The premise of the book is that there are five languages of that we speak. And one of the five is the language we need to hear in order for our "Love Tank" to be full. Those languages: Words of Affirmation, Quality Time, Receiving Gifts, Acts of Service and Physical Touch. The end of the book there is an assessment to help you determine what your love language is...and there is one for your spouse to complete. The author states that in order to full our spouses love tank to give them fulfillment in love is to learn to speak their language...and vice versa.
The book goes through what each of these languages mean and what you can do to learn to speak a specific language. It also helps you gain a better understanding of the language you need to hear. But before the author goes in to these languages, he discusses love and what it is...and what it takes to keep a love tank full...and he has a chapter dedicated to falling in love. This is the chapter that I read last night.
The author refers to some research that states that falling in love is not really love...it's more a state of a euphoria.
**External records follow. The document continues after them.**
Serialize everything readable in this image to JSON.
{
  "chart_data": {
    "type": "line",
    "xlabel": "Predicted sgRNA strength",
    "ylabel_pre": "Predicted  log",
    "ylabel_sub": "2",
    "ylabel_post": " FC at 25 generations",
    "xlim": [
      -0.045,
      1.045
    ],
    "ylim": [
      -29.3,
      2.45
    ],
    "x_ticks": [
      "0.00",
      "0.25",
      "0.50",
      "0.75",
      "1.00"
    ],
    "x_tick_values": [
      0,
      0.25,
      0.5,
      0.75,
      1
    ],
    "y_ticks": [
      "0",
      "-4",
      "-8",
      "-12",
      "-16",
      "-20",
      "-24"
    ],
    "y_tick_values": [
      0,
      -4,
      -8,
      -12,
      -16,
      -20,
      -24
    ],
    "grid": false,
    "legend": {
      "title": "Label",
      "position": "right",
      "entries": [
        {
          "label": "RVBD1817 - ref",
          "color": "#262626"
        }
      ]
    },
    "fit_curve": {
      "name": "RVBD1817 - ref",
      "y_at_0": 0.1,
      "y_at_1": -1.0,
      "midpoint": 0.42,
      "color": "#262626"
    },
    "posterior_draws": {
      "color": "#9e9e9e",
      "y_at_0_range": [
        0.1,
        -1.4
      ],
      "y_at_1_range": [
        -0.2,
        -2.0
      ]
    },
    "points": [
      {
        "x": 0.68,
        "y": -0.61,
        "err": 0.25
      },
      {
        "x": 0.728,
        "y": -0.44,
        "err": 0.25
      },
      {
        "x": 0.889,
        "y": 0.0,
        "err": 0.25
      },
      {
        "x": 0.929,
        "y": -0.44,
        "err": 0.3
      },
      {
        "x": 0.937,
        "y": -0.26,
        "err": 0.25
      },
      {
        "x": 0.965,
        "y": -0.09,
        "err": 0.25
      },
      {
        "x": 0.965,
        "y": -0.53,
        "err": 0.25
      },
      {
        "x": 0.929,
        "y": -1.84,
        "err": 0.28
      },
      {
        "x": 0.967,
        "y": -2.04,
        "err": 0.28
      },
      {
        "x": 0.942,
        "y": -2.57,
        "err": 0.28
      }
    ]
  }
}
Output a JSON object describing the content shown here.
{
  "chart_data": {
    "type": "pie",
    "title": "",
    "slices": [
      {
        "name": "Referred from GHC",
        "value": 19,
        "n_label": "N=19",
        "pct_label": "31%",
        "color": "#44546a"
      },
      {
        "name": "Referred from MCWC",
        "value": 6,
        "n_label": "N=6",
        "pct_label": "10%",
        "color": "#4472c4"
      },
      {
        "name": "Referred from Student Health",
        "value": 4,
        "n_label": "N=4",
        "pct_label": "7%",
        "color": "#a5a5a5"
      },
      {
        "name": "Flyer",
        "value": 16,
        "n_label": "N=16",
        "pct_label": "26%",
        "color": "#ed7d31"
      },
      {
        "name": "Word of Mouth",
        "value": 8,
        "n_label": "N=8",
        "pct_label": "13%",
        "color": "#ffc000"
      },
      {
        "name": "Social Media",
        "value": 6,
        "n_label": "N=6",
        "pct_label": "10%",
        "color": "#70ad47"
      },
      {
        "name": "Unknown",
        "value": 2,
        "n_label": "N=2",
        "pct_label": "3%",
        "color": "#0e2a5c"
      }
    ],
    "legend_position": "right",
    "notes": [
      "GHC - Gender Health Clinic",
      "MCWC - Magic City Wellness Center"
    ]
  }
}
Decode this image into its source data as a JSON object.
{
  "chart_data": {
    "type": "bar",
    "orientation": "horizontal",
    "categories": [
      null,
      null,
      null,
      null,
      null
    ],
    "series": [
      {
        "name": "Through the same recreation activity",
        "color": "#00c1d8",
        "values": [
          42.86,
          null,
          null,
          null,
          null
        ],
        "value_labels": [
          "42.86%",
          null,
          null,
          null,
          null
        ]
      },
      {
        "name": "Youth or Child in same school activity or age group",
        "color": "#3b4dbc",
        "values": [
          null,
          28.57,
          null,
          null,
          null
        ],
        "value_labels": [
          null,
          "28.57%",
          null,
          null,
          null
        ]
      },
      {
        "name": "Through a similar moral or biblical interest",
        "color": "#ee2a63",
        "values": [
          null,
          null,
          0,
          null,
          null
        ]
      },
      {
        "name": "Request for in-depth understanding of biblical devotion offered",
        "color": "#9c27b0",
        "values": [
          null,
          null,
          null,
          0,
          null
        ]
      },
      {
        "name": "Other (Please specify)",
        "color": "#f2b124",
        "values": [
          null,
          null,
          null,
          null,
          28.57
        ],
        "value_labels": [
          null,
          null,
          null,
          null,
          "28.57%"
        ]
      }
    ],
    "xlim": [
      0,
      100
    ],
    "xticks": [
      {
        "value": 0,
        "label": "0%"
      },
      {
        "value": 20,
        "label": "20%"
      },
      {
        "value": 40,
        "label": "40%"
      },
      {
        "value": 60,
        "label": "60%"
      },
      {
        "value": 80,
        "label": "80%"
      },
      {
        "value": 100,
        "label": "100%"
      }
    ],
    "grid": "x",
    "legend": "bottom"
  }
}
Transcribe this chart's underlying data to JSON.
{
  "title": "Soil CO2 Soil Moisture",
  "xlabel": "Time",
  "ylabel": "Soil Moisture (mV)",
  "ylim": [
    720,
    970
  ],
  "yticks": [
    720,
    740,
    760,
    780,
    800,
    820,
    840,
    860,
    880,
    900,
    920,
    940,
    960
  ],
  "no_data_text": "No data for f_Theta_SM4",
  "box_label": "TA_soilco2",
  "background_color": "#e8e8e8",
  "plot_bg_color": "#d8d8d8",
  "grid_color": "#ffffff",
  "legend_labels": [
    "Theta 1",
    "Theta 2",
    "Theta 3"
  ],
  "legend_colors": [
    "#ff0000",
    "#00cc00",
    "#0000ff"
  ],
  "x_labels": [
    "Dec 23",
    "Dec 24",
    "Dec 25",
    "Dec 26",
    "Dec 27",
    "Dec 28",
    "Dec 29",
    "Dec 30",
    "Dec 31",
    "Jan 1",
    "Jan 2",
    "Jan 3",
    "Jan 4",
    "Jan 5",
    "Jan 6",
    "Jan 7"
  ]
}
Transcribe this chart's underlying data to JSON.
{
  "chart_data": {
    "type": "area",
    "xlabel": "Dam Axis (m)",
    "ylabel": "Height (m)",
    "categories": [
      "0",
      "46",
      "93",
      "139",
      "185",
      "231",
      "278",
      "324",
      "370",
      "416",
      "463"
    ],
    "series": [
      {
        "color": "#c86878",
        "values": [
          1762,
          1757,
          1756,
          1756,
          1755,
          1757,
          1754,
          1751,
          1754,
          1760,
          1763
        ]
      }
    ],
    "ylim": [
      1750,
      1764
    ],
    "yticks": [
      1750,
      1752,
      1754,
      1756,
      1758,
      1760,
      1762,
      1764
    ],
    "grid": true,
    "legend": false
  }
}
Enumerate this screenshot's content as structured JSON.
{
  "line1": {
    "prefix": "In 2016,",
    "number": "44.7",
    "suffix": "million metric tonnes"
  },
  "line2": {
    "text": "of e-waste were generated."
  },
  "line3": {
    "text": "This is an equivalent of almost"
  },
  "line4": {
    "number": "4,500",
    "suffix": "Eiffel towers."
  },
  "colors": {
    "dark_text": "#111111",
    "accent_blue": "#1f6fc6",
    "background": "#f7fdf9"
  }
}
This immediately made me say "Huh? How is falling in love not real love? Isn't love just that? Love?" He goes further to say that once a couple gets past the falling in love stage (said to last about two years) that is when the work for that real love starts...this is also when people don't realize that you have to work for love and they give up. He gave three reasons why it is said that falling in love isn't really love.
- Falling in love is not an act of will or a conscious choice.
- Falling in love is not real love because it is effortless.
- One who is "in love" in not genuinely interested in fostering the personal growth of the other person.
This got me to thinking. I met my husband back in high school, though we dated off and on for two years before we became a permanent item, I remember being in that state of falling in love. I don't really recall making the transition from falling in love to loving him, but I can recall times in the past 16 years that both of us have stopped working on loving the other person. We are in one of those spots now.
It's not that we don't love each other because we do...but that love that is needed to endure anything is what we are learning to do again. It's not easy to be here but we are both working on it. "Nothing will work unless you do" ~ Maya Angelou is the quote that I came across many months ago and I have made that my status message on GoogleTalk. It is my constant reminder to keep my end of the bargin to be a better wife and to work on that third point, to make sure that I am doing my part to help my husband be a better husband.
We are working on that "real love" that Mr. Chapman spends the rest of his book talking about. I'm hoping that once I'm done that I can talk my husband in to reading this book as well, but for now...I'm just waiting for him to ask me what I'm reading.
1 comment:
I love that book. It really helped us years ago.